Developing meaningful relationships with children:
One of the key roles of our teachers here at the Center is to support children’s learning and development by cultivating meaningful relationships with the children in their programs. We believe children learn within the context of meaningful and established relationships that are based on mutual respect and cooperation. It is our belief that these relationships are not only necessary for cognitive and intellectual development but also critical to children being able to develop a sense of security, social competence, and a positive self-concept.As a teacher, your understanding of a child you have developed a meaningful relationship with can dramatically impact your understanding of how a particular child may be interpreting their world. It can impact the type of direct communication, that child has with you and their trust in you and it can impact their ability to develop other relationships in a positive way.

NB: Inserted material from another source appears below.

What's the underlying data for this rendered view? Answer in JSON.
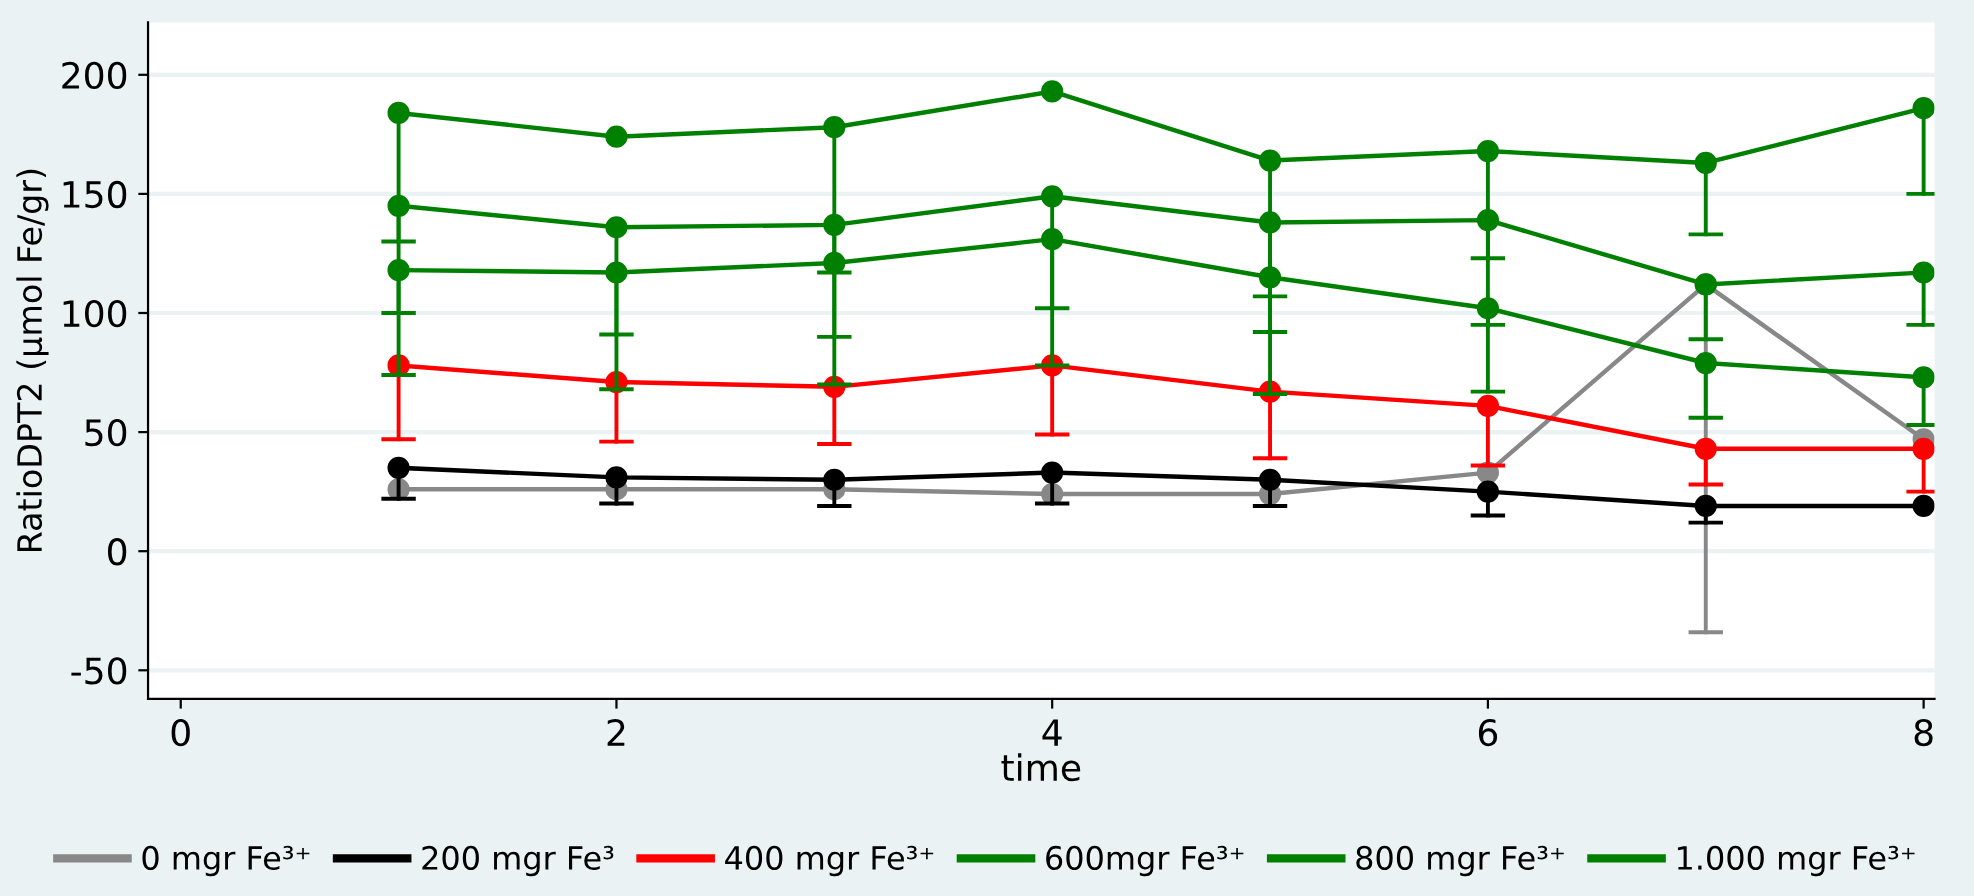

Children learn best through play:
There is a well-established consensus among early childhood professionals that play is an essential element of developmentally appropriate, high-quality early education programs. Play provides benefits for cognitive, social, emotional, physical, and moral for children from all socio-economic, cultural, and linguistic backgrounds.A play-centered preschool curriculum is not a laissez-faire approach. It’s not the same as giving children “free play” separate from “teaching.” Rather, teachers use the power of children’s developing ideas, interests, and competencies to promote learning — through play, circle-time, and small-group activities. This power is most evident in children’s play, as play is the central force in the development of young children. Play is not a break from the curriculum; play is the best way to implement the curriculum.The teacher is the key to the play-centered curriculum. Teachers use keen observation to asses and support children’s learning and development through play. Teachers facilitate play through responsive interactions with children, based on an understanding of how play contributes to academic and social learning.

“Play is the highest expression of human development in childhood for it alone is the free expression of what is in a child’s soul.” Friedrich Froebel

In order for a child to thrive, the family needs to thrive:
To describe our Center as “day care” would be an injustice to the children, teachers, staff and families who have been a part of our Children’s Center community since its inception back in 1973. We recognize the need to provide services to both the children and the family by providing quality childcare, offering parent workshops that address a host of needs and building a sense of community, leading to the strengthening of the family unit forming the foundations that can take a family at risk, to thriving.